In any case, Falk’s documenting of Israel’s crimes puts the lie to Peretz’s claim that Israel is “deeply committed to advancing human rights” and that documentation cannot be dismissed as a “sideshow”. Relative to 64 years of ethnic cleansing, it is the militarily insignificant missiles out of Gaza that are the “sideshow”. And, can we honestly assume that Ms Peretz’s attitude towards Professor Falk would turn for the better if in this report he had mentioned Hamas “even once”?
Then there is United States Ambassador to the United Nations Susan Rice. She echoed Peretz by describing Falk as being “highly biased”. Well, what sort of attitude is one suppose to have toward overwhelming evidence persisting over many years? Isn’t one supposed to be “biased” in favour of such evidence? To ignore it doesn’t make you balanced or fair. It makes you either corrupt or in a deep state of denial.
Ms Rice goes on to say that “Mr Falk’s recommendations do nothing to further a peaceful settlement … and indeed poison the environment for peace”. These are pretty strong words, but if considered critically they make little sense.
First of all, Falk’s mandate requires him to reveal the facts about human rights violations in the Palestinian territories. It makes no reference to “furthering a peaceful settlement”. That is what the US government claims to be doing. And its record in this regard is pitiful.
Second, just why should conclusively documenting practices that may well be standing in the way of a settlement, be equated with “poisoning the environment for peace”? That doesn’t add up at all.
There are many other spokespeople who have reacted negatively to Falk’s latest report, ranging from the Canada’s foreign affairs minister to representatives of the companies caught on the wrong side of the law. And, remarkably, they all sing the same song: Falk is biased, ad nauseum. They can do no better because they cannot refute the professor”s evidence. Thus, all of these well positioned, well paid representatives of nations and multinational businesses are reduced to sounding like lawyers defending the mafia.

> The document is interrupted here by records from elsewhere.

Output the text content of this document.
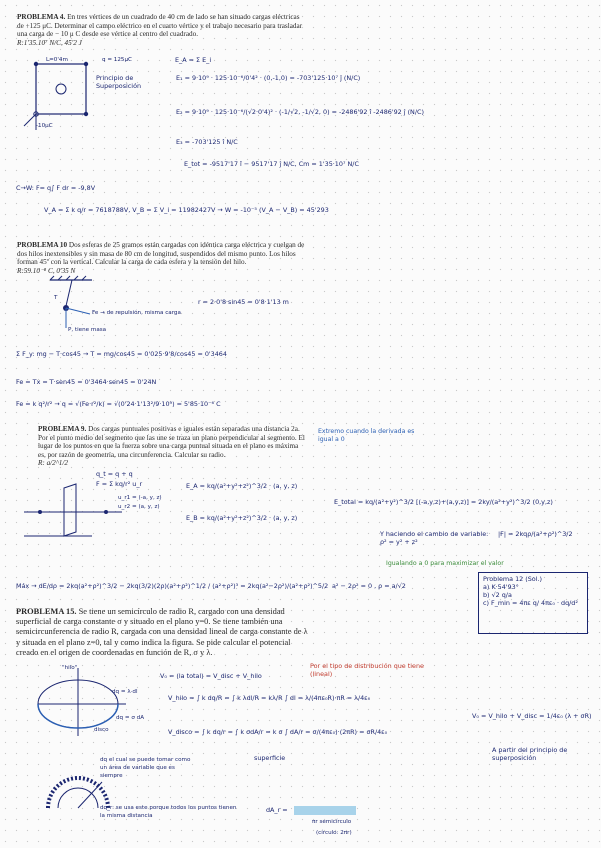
PROBLEMA 4. En tres vértices de un cuadrado de 40 cm de lado se han situado cargas eléctricas de +125 μC. Determinar el campo eléctrico en el cuarto vértice y el trabajo necesario para trasladar una carga de − 10 μ C desde ese vértice al centro del cuadrado.
R:1'35.10⁷ N/C, 45'2 J
L=0'4m	q = 125μC
-10μC
Principio de Superposición
E_A = Σ E_i
E₁ = 9·10⁹ · 125·10⁻⁶/0'4² · (0,-1,0) = -703'125·10⁷ ĵ (N/C)
E₂ = 9·10⁹ · 125·10⁻⁶/(√2·0'4)² · (-1/√2, -1/√2, 0) = -2486'92 î -2486'92 ĵ (N/C)
E₃ = -703'125 î N/C
E_tot = -9517'17 î − 9517'17 ĵ N/C, Cm = 1'35·10⁷ N/C
C→W: F= q∫ F dr = -9,8V
V_A = Σ k q/r = 7618788V, V_B = Σ V_i = 11982427V → W = -10⁻⁵ (V_A − V_B) = 45'293
PROBLEMA 10 Dos esferas de 25 gramos están cargadas con idéntica carga eléctrica y cuelgan de dos hilos inextensibles y sin masa de 80 cm de longitud, suspendidos del mismo punto. Los hilos forman 45º con la vertical. Calcular la carga de cada esfera y la tensión del hilo.
R:59.10⁻⁸ C, 0'35 N
T
Fe → de repulsión, misma carga
P, tiene masa
r = 2·0'8·sin45 = 0'8·1'13 m
Σ F_y: mg − T·cos45 → T = mg/cos45 = 0'025·9'8/cos45 = 0'3464
Fe = Tx = T·sen45 = 0'3464·sen45 = 0'24N
Fe = k q²/r² → q = √(Fe·r²/k) = √(0'24·1'13²/9·10⁹) = 5'85·10⁻⁶ C
PROBLEMA 9. Dos cargas puntuales positivas e iguales están separadas una distancia 2a. Por el punto medio del segmento que las une se traza un plano perpendicular al segmento. El lugar de los puntos en que la fuerza sobre una carga puntual situada en el plano es máxima es, por razón de geometría, una circunferencia. Calcular su radio.
R: a/2^1/2
Extremo cuando la derivada es igual a 0
q_t = q + q
F = Σ kq/r² u_r
u_r1 = (-a, y, z)
u_r2 = (a, y, z)
E_A = kq/(a²+y²+z²)^3/2 · (a, y, z)
E_B = kq/(a²+y²+z²)^3/2 · (a, y, z)
E_total = kq/(a²+y²)^3/2 [(-a,y,z)+(a,y,z)] = 2ky/(a²+y²)^3/2 (0,y,z)
Y haciendo el cambio de variable: ρ² = y² + z²
|F| = 2kqρ/(a²+ρ²)^3/2
Igualando a 0 para maximizar el valor
Máx → dE/dρ = 2kq(a²+ρ²)^3/2 − 2kq(3/2)(2ρ)(a²+ρ²)^1/2 / (a²+ρ²)³ = 2kq(a²−2ρ²)/(a²+ρ²)^5/2 a² − 2ρ² = 0 , ρ = a/√2
Problema 12 (Sol.)
a) K·54'93°
b) √2 q/a
c) F_min = 4πε q/ 4πε₀ · dq/d²
PROBLEMA 15. Se tiene un semicírculo de radio R, cargado con una densidad superficial de carga constante σ y situado en el plano y=0. Se tiene también una semicircunferencia de radio R, cargada con una densidad lineal de carga constante de λ y situada en el plano z=0, tal y como indica la figura. Se pide calcular el potencial creado en el origen de coordenadas en función de R, σ y λ.
"hilo"
disco
dq = λ·dl
dq = σ dA
dq el cual se puede tomar como un área de variable que es siempre
dq_r: se usa este porque todos los puntos tienen la misma distancia
V₀ = (la total) = V_disc + V_hilo
Por el tipo de distribución que tiene (lineal)
V_hilo = ∫ k dq/R = ∫ k λdl/R = kλ/R ∫ dl = λ/(4πε₀R)·πR = λ/4ε₀
V_disco = ∫ k dq/r = ∫ k σdA/r = k σ ∫ dA/r = σ/(4πε₀)·(2πR) = σR/4ε₀
superficie
V₀ = V_hilo + V_disc = 1/4ε₀ (λ + σR)
A partir del principio de superposición
dA_r =
πr semicírculo
(círculo: 2πr)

Professor Falk’s experience should serve as a warning to both those who would, on the one hand, make a career out of being a spokespersons for governments or companies, and on the other, those who would dedicate themselves to “speaking truth to power”. Taking on the role of the former is the equivalent of selling your soul to leadership whose sense of right and wrong goes no further than their own local interests. Taking on the role of the latter is to face seemingly endless frustration for, as Noam Chomsky once noted, power already knows the truth and doesn’t care one jot for it.
Yet, for those who would travel down this latter road, Richard Falk is as good a role model as can be found. Having dedicated himself to the role of truth teller he is to be commended for his devotion to justice and sheer durability. He is a hero who, hopefully, will have his praises sung long after Ms Peretz and Ms Rice are deservedly forgotten.